PYBIND11_MODULE(example, m) {
  m.def("modify_arr", &modify_arr);
}

Here's what happened in a Python interpreter. Looks like identity matrices get mangled and others remain un-modified:

>>> import numpy as np, example
>>> x = np.eye(3)
>>> example.modify_arr(x)
>>> x
array([[1.00000000e+000, 1.35675106e-312, 8.08686649e-320],
       [1.77658241e-307, 5.29980882e-315, 3.11261357e-322],
       [3.47328271e-310, 2.07023782e-317, 0.00000000e+000]])
>>> y = np.eye(3)
>>> example.modify_arr(y)
>>> y
array([[1.00000000e+000, 1.35675106e-312, 8.08686649e-320],
       [1.77658241e-307, 5.29980882e-315, 3.11261357e-322],
       [3.47328271e-310, 2.07023782e-317, 0.00000000e+000]])
>>> y = np.ones((3,3))
>>> example.modify_arr(y)
>>> y
array([[1., 1., 1.],
       [1., 1., 1.],
       [1., 1., 1.]])
>>> y=np.array([[1,2],[3,4]])
>>> example.modify_arr(y)
>>> y
array([[1, 2],
       [3, 4]])

Thanks for the MRE, I could reproduce.
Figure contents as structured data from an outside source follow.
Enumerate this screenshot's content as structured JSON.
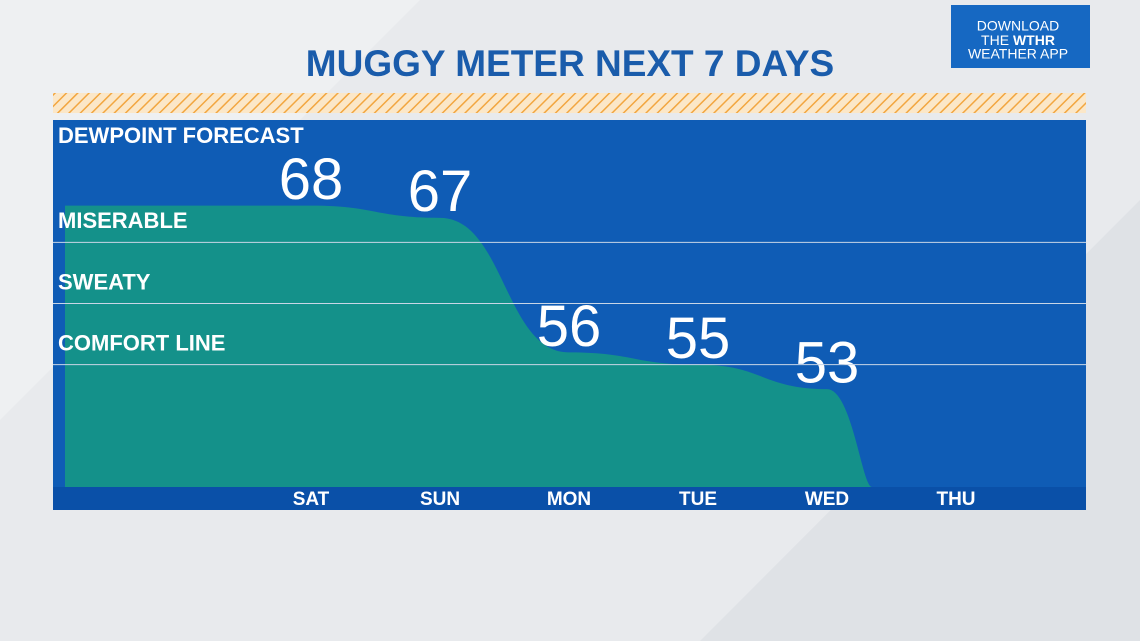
{
  "chart_data": {
    "type": "area",
    "title": "MUGGY METER NEXT 7 DAYS",
    "y_label": "DEWPOINT FORECAST",
    "categories": [
      "SAT",
      "SUN",
      "MON",
      "TUE",
      "WED",
      "THU"
    ],
    "values": [
      68,
      67,
      56,
      55,
      53,
      null
    ],
    "color": "#14918a",
    "ylim": [
      45,
      75
    ],
    "yticks": [
      {
        "value": 65,
        "label": "MISERABLE"
      },
      {
        "value": 60,
        "label": "SWEATY"
      },
      {
        "value": 55,
        "label": "COMFORT LINE"
      }
    ],
    "grid": true
  },
  "logo": [
    "DOWNLOAD",
    "THE",
    "WTHR",
    "WEATHER APP"
  ]
}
A bit surprised this slipped through considering the number of testing there is.
It's fixed in the unstable branch now.

If you're curious, for some reason I decided that we needed to copy if the array was smaller than Armadillo's pre-allocation limits whilst that only needs to happen when the is also stolen.
The garbage values in the first two examples happened due some very strange stride issue for c-style arrays.
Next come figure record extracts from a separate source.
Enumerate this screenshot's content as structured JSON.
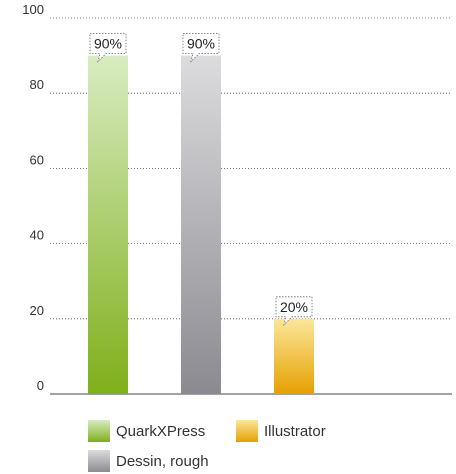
{
  "chart_data": {
    "type": "bar",
    "categories": [
      "QuarkXPress",
      "Dessin, rough",
      "Illustrator"
    ],
    "series": [
      {
        "name": "QuarkXPress",
        "values": [
          90,
          null,
          null
        ]
      },
      {
        "name": "Dessin, rough",
        "values": [
          null,
          90,
          null
        ]
      },
      {
        "name": "Illustrator",
        "values": [
          null,
          null,
          20
        ]
      }
    ],
    "values": [
      90,
      90,
      20
    ],
    "data_labels": [
      "90%",
      "90%",
      "20%"
    ],
    "ylim": [
      0,
      100
    ],
    "yticks": [
      "0",
      "20",
      "40",
      "60",
      "80",
      "100"
    ],
    "grid": "horizontal dotted",
    "legend_position": "bottom",
    "title": "",
    "xlabel": "",
    "ylabel": "",
    "colors": {
      "QuarkXPress": {
        "top": "#d9ecc2",
        "bottom": "#7faf1a"
      },
      "Dessin, rough": {
        "top": "#dcdcde",
        "bottom": "#8a8a90"
      },
      "Illustrator": {
        "top": "#fbe79a",
        "bottom": "#e6a000"
      }
    }
  },
  "legend": {
    "items": [
      {
        "label": "QuarkXPress"
      },
      {
        "label": "Illustrator"
      },
      {
        "label": "Dessin, rough"
      }
    ]
  }
}
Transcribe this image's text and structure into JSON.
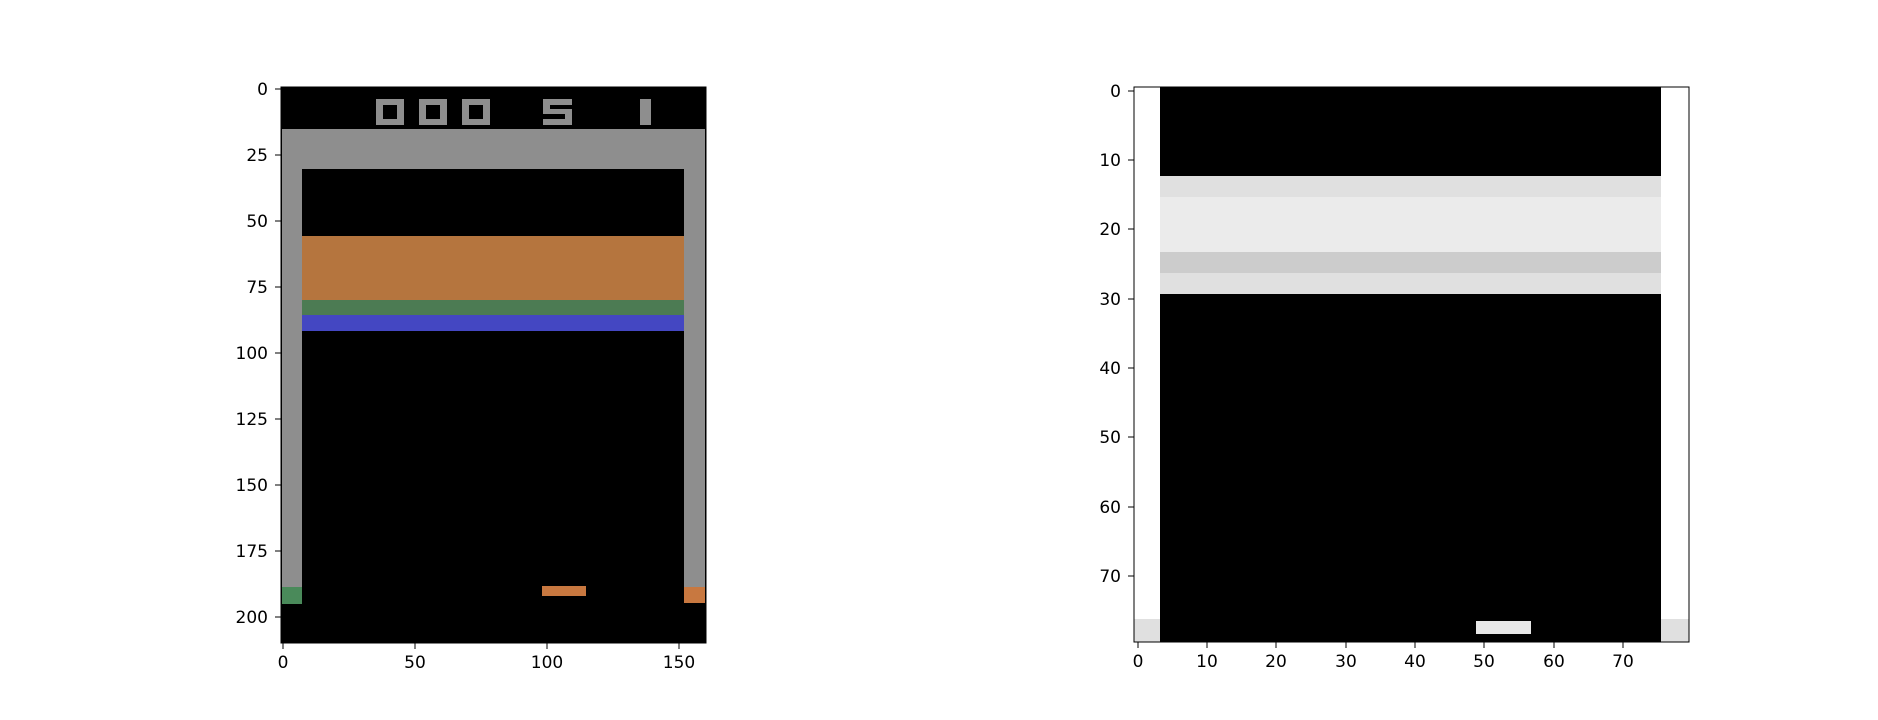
{
  "figure": {
    "panels": [
      {
        "name": "raw-frame",
        "colors": {
          "background": "#000000",
          "wall": "#8e8e8e",
          "score_digits": "#8e8e8e",
          "brick_orange": "#b5753e",
          "brick_green": "#4c7b53",
          "brick_blue": "#4447c2",
          "paddle": "#c87840",
          "wall_tip_left": "#4a8a5a",
          "wall_tip_right": "#c87840"
        },
        "score": {
          "digits": [
            "0",
            "0",
            "0",
            "5",
            "1"
          ]
        },
        "x_ticks": [
          "0",
          "50",
          "100",
          "150"
        ],
        "y_ticks": [
          "0",
          "25",
          "50",
          "75",
          "100",
          "125",
          "150",
          "175",
          "200"
        ]
      },
      {
        "name": "preprocessed-frame",
        "colors": {
          "background": "#000000",
          "wall": "#ffffff",
          "brick_light": "#ebebeb",
          "brick_mid": "#e0e0e0",
          "brick_dark": "#cccccc",
          "paddle": "#e8e8e8",
          "wall_tip": "#e0e0e0"
        },
        "x_ticks": [
          "0",
          "10",
          "20",
          "30",
          "40",
          "50",
          "60",
          "70"
        ],
        "y_ticks": [
          "0",
          "10",
          "20",
          "30",
          "40",
          "50",
          "60",
          "70"
        ]
      }
    ]
  }
}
@RUrlus For safety reasons, perhaps the default operation should be copying data when going between Python and Armadillo.

Copying data is a relatively "cheap" operation, in contrast to operations such as matrix multiplication and SVD. I suspect that in practice the overhead of copying would be minimal. For folks that do want the extra speed, perhaps there should be an option to enable a "don't copy data" mode.

@conradsnicta You're right its relatively cheap but it prevents borrowing on the conversion in which is a quite common pattern. Perhaps the default on the way out should become to copy but it's quite a change.

For integration into MLPack I need to make some changes regarding the copy behaviour anyway so I might include a mode as you suggested.